Me metí en mi lado de la cama, convenido ya
en nuestros primeros mensajes a través de la web. La verdad es que nunca he
tenido problemas en dormir en un lado o en otro, me amoldo a lo que se
necesite. Ella apagó la luz general y encendió la de su mesilla de noche,
dejándola la habitación en penumbras exceptuando las páginas de su libro.
Me puse en posición fetal y amoldé mi cuerpo
al colchón, haciéndome uno con la cama, dispuesto a mantener esa postura
durante toda la noche. Me entró la sensación de que ella alejaba los ojos del
libro para lanzarme miradas furtivas. Cerré los ojos y comencé a contar hacia
atrás desde cien, con la esperanza de no llegar al uno.
Abrí los ojos con el ruido de la ducha. Yo
estaba en la misma posición y se me había dormido el costado. Intenté moverme,
pero los músculos me pinchaban de forma dolorosa. Me senté en la cama y con
cuidado me levanté. Me apoyé en el marco del armario mientras estiraba las
piernas acalambradas. Me asomé al pasillo, ahora iluminado por las primeras
luces de la mañana. Me fijé entonces en que la puerta del baño estaba
entreabierta, con el sonido de la ducha saliendo de ella. Conocía la sensación.

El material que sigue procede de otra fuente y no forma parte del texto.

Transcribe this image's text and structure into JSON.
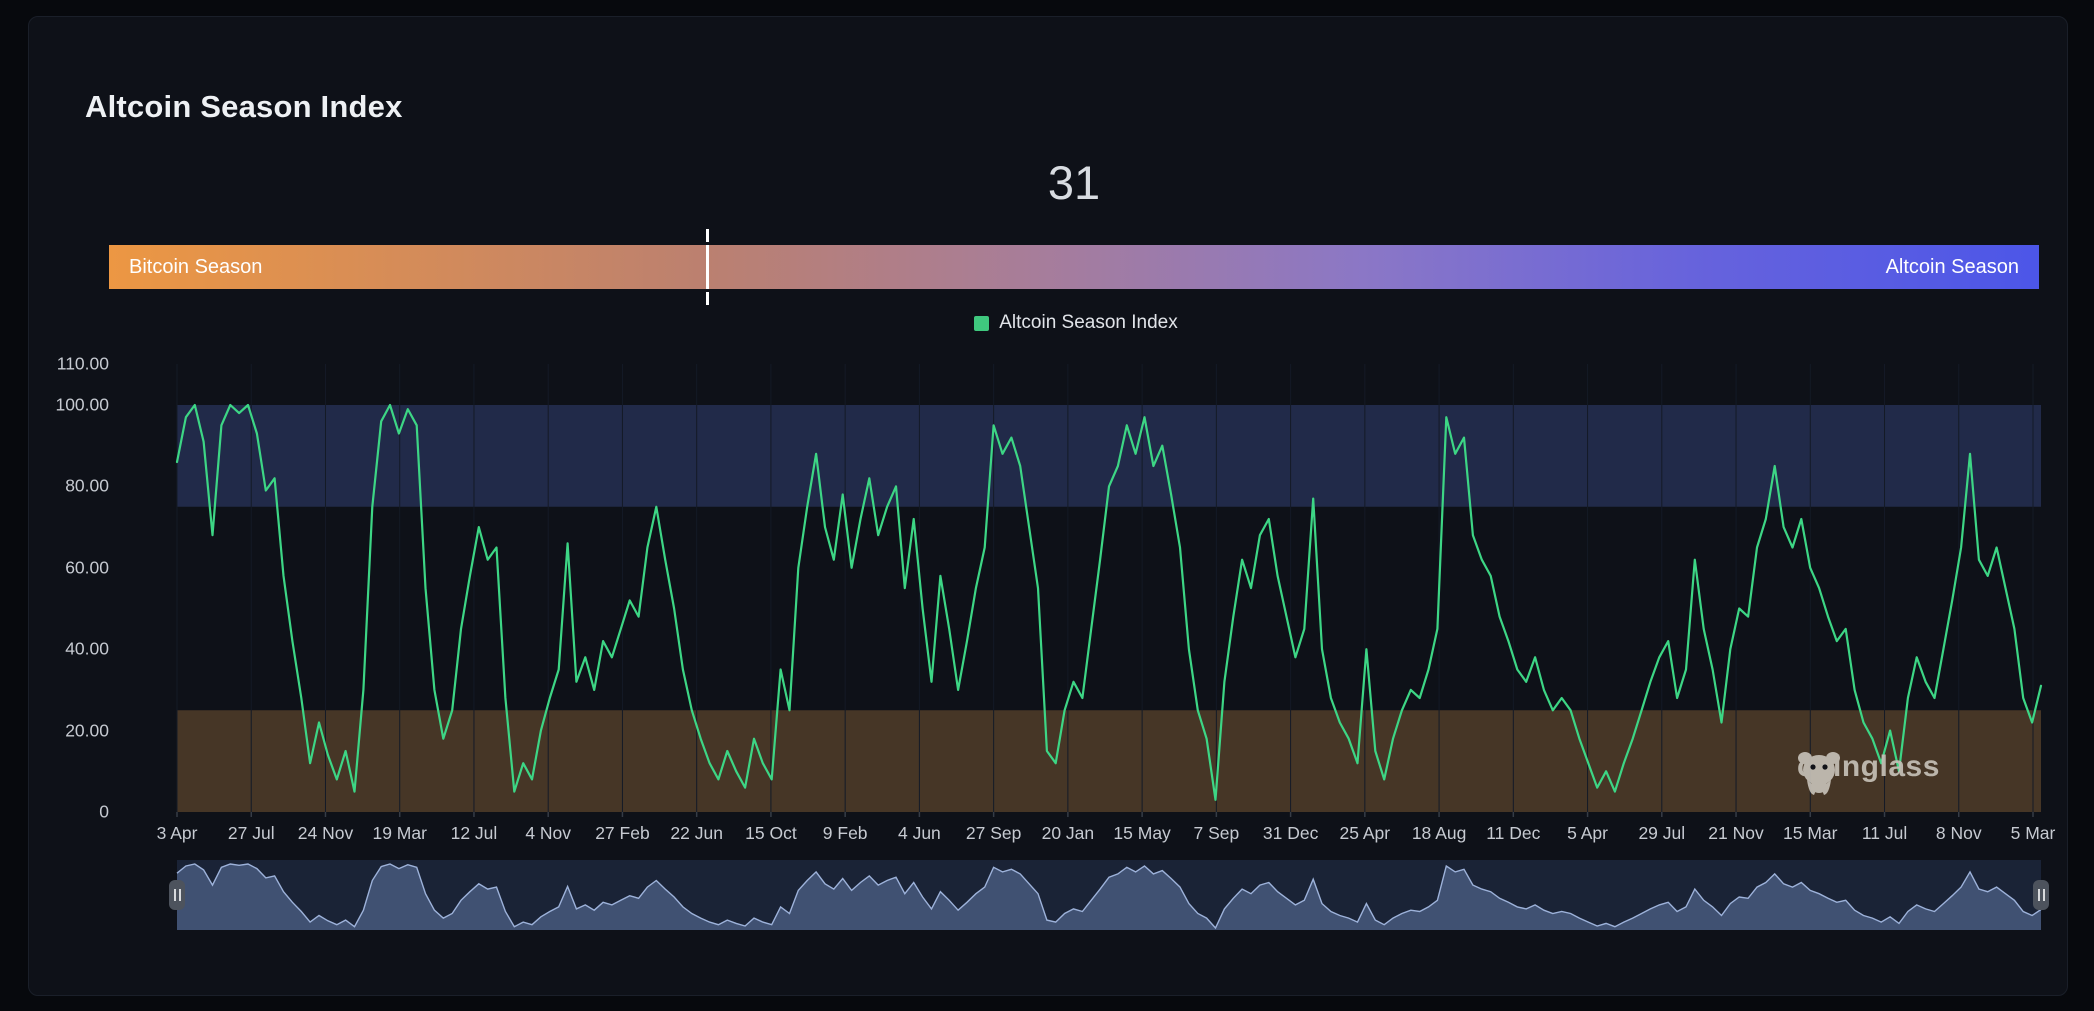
{
  "panel": {
    "title": "Altcoin Season Index"
  },
  "index": {
    "value": 31,
    "left_label": "Bitcoin Season",
    "right_label": "Altcoin Season",
    "bar_gradient": [
      "#ec9743",
      "#4c56e8"
    ]
  },
  "legend": {
    "label": "Altcoin Season Index",
    "swatch_color": "#3fc87e"
  },
  "watermark": {
    "text": "coinglass"
  },
  "colors": {
    "page_bg": "#07090d",
    "panel_bg": "#0e1118",
    "line": "#3dd685",
    "band_high": "#212a49",
    "band_low": "#463626",
    "axis_text": "#c6cad1",
    "grid": "#141a26",
    "nav_bg": "#1a2336",
    "nav_fill": "#455679",
    "nav_line": "#9db2da",
    "marker": "#ffffff"
  },
  "chart_data": {
    "type": "line",
    "title": "Altcoin Season Index",
    "legend_entries": [
      "Altcoin Season Index"
    ],
    "legend_position": "top-center",
    "grid": "faint-vertical-at-ticks",
    "ylim": [
      0,
      110
    ],
    "ytick_labels": [
      "110.00",
      "100.00",
      "80.00",
      "60.00",
      "40.00",
      "20.00",
      "0"
    ],
    "ytick_values": [
      110,
      100,
      80,
      60,
      40,
      20,
      0
    ],
    "x_tick_labels": [
      "3 Apr",
      "27 Jul",
      "24 Nov",
      "19 Mar",
      "12 Jul",
      "4 Nov",
      "27 Feb",
      "22 Jun",
      "15 Oct",
      "9 Feb",
      "4 Jun",
      "27 Sep",
      "20 Jan",
      "15 May",
      "7 Sep",
      "31 Dec",
      "25 Apr",
      "18 Aug",
      "11 Dec",
      "5 Apr",
      "29 Jul",
      "21 Nov",
      "15 Mar",
      "11 Jul",
      "8 Nov",
      "5 Mar"
    ],
    "bands": [
      {
        "from": 75,
        "to": 100,
        "color": "#212a49",
        "meaning": "altcoin season zone"
      },
      {
        "from": 0,
        "to": 25,
        "color": "#463626",
        "meaning": "bitcoin season zone"
      }
    ],
    "current_value": 31,
    "values": [
      86,
      97,
      100,
      91,
      68,
      95,
      100,
      98,
      100,
      93,
      79,
      82,
      58,
      42,
      28,
      12,
      22,
      14,
      8,
      15,
      5,
      30,
      75,
      96,
      100,
      93,
      99,
      95,
      55,
      30,
      18,
      25,
      45,
      58,
      70,
      62,
      65,
      28,
      5,
      12,
      8,
      20,
      28,
      35,
      66,
      32,
      38,
      30,
      42,
      38,
      45,
      52,
      48,
      65,
      75,
      62,
      50,
      35,
      25,
      18,
      12,
      8,
      15,
      10,
      6,
      18,
      12,
      8,
      35,
      25,
      60,
      75,
      88,
      70,
      62,
      78,
      60,
      72,
      82,
      68,
      75,
      80,
      55,
      72,
      50,
      32,
      58,
      45,
      30,
      42,
      55,
      65,
      95,
      88,
      92,
      85,
      70,
      55,
      15,
      12,
      25,
      32,
      28,
      45,
      62,
      80,
      85,
      95,
      88,
      97,
      85,
      90,
      78,
      65,
      40,
      25,
      18,
      3,
      32,
      48,
      62,
      55,
      68,
      72,
      58,
      48,
      38,
      45,
      77,
      40,
      28,
      22,
      18,
      12,
      40,
      15,
      8,
      18,
      25,
      30,
      28,
      35,
      45,
      97,
      88,
      92,
      68,
      62,
      58,
      48,
      42,
      35,
      32,
      38,
      30,
      25,
      28,
      25,
      18,
      12,
      6,
      10,
      5,
      12,
      18,
      25,
      32,
      38,
      42,
      28,
      35,
      62,
      45,
      35,
      22,
      40,
      50,
      48,
      65,
      72,
      85,
      70,
      65,
      72,
      60,
      55,
      48,
      42,
      45,
      30,
      22,
      18,
      12,
      20,
      10,
      28,
      38,
      32,
      28,
      40,
      52,
      65,
      88,
      62,
      58,
      65,
      55,
      45,
      28,
      22,
      31
    ]
  },
  "navigator": {
    "series": "same-as-chart",
    "selected_range": "full"
  }
}
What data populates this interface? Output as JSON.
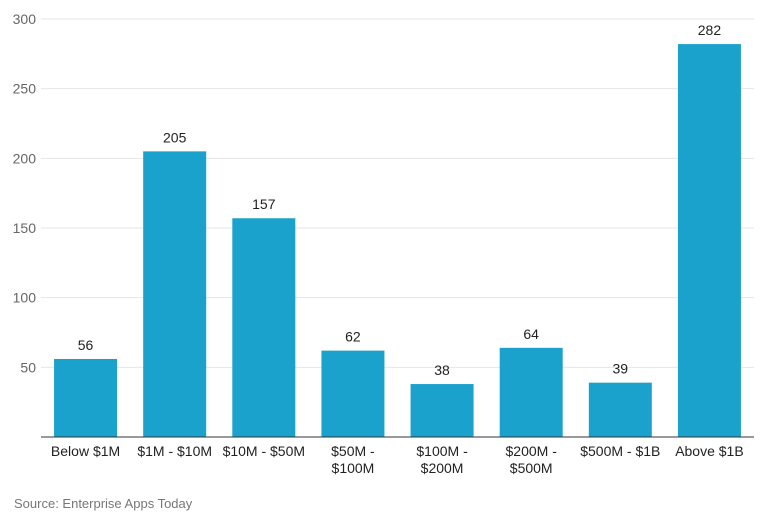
{
  "chart_data": {
    "type": "bar",
    "categories": [
      "Below $1M",
      "$1M - $10M",
      "$10M - $50M",
      "$50M - $100M",
      "$100M - $200M",
      "$200M - $500M",
      "$500M - $1B",
      "Above $1B"
    ],
    "category_lines": [
      [
        "Below $1M"
      ],
      [
        "$1M - $10M"
      ],
      [
        "$10M - $50M"
      ],
      [
        "$50M -",
        "$100M"
      ],
      [
        "$100M -",
        "$200M"
      ],
      [
        "$200M -",
        "$500M"
      ],
      [
        "$500M - $1B"
      ],
      [
        "Above $1B"
      ]
    ],
    "values": [
      56,
      205,
      157,
      62,
      38,
      64,
      39,
      282
    ],
    "data_labels": [
      "56",
      "205",
      "157",
      "62",
      "38",
      "64",
      "39",
      "282"
    ],
    "ylim": [
      0,
      300
    ],
    "yticks": [
      50,
      100,
      150,
      200,
      250,
      300
    ],
    "ytick_labels": [
      "50",
      "100",
      "150",
      "200",
      "250",
      "300"
    ],
    "grid": true,
    "bar_color": "#1aa1cc",
    "title": "",
    "xlabel": "",
    "ylabel": ""
  },
  "source": "Source: Enterprise Apps Today"
}
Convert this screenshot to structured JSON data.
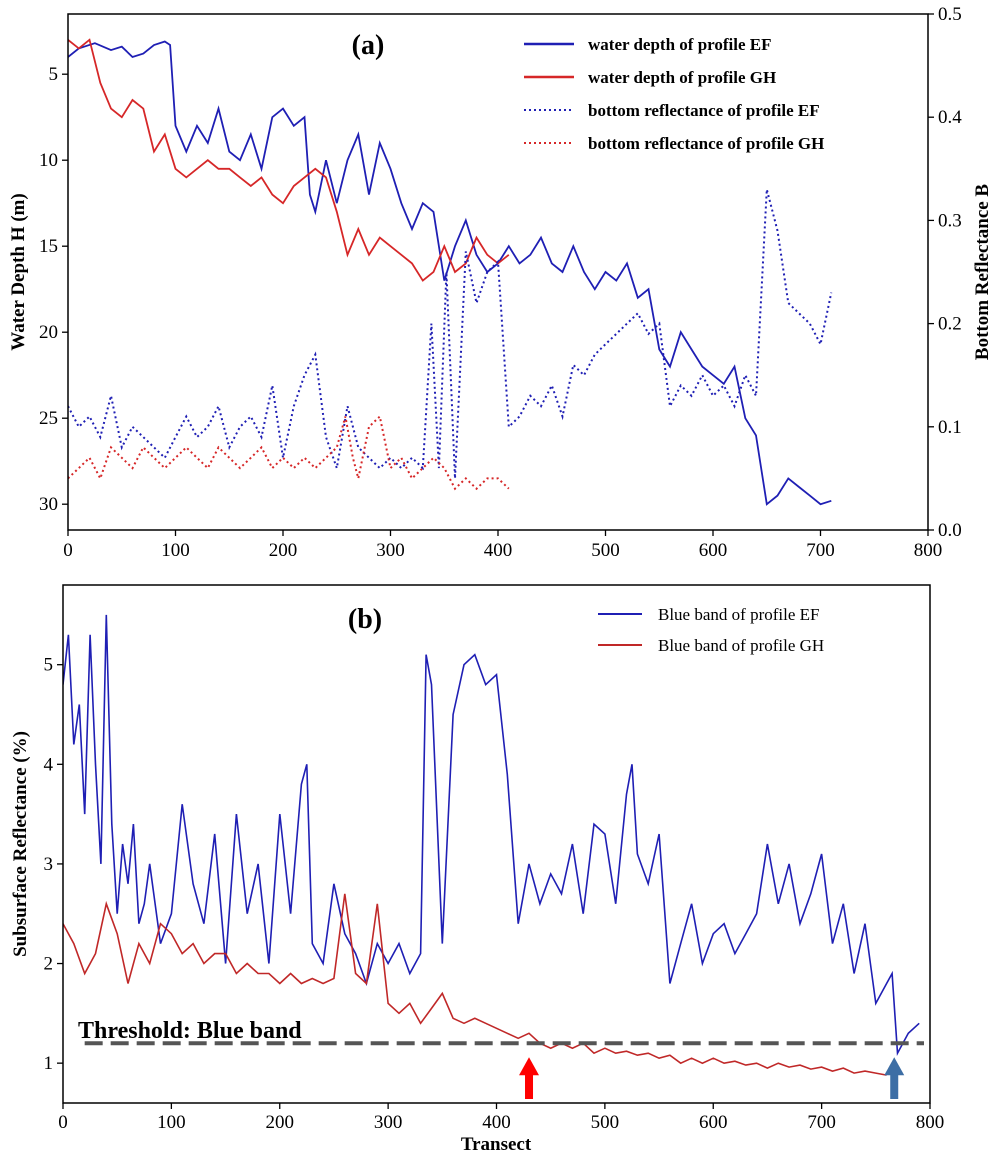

Cuando vives solo te acostumbras a dejar el baño abierto mientras estás dentro,
así que al verte obligado a cerrarlo cuando hay visitas te entra un pequeño
episodio de claustrofobia, no por el espacio cerrado, sino por verte obligado a
ser un prisionero en tu propio hogar. Me acerqué hasta el quicio y me quedé
allí, oyendo las salpicaduras del agua contra la porcelana y el frotar de la
esponja contra su cuerpo. Me escoré y asomé la cabeza. Pude ver su cuerpo
difuminado a través de la mampara esmerilada, una masa color carne contra el
blanco nuclear de los baldosines. El pelo enjabonado pegado a la nuca y sus
manos recorriendo una de sus piernas. Ella era alta y esbelta, una de esas
mujeres que parecen parapetarse detrás de ropa sin mostrar el mundo la
perfección de su figura. . Emergió de pronto la erección que me había estado
guardando durante la noche.
La alarma comenzó a sonar y ella levantó la
cabeza. Tuve el tiempo justo para recorrer de puntillas el pasillo y apagarla
en mi móvil. Me metí entre las sábanas aún tibias. Alargué el brazo palpando su
lado de la cama, pero apenas quedaba rastro del calor de su cuerpo. El corazón
me iba a mil por hora. Cerré los ojos y comencé a contar hacia atrás desde
cien, tratando de rebajar el volumen de mi erección.
-
Despierta, dormilón.
Estaba envuelta en un inmenso albornoz y
tenía el pelo envuelto en una toalla. Sonreía.
-
Es hora. Te doy el
baño en cinco minutos.
-
De acuerdo.
Ella volvió al baño y yo me senté en la
cama. Suspiré y me miré la entrepierna. No quedaba rastro de la erección.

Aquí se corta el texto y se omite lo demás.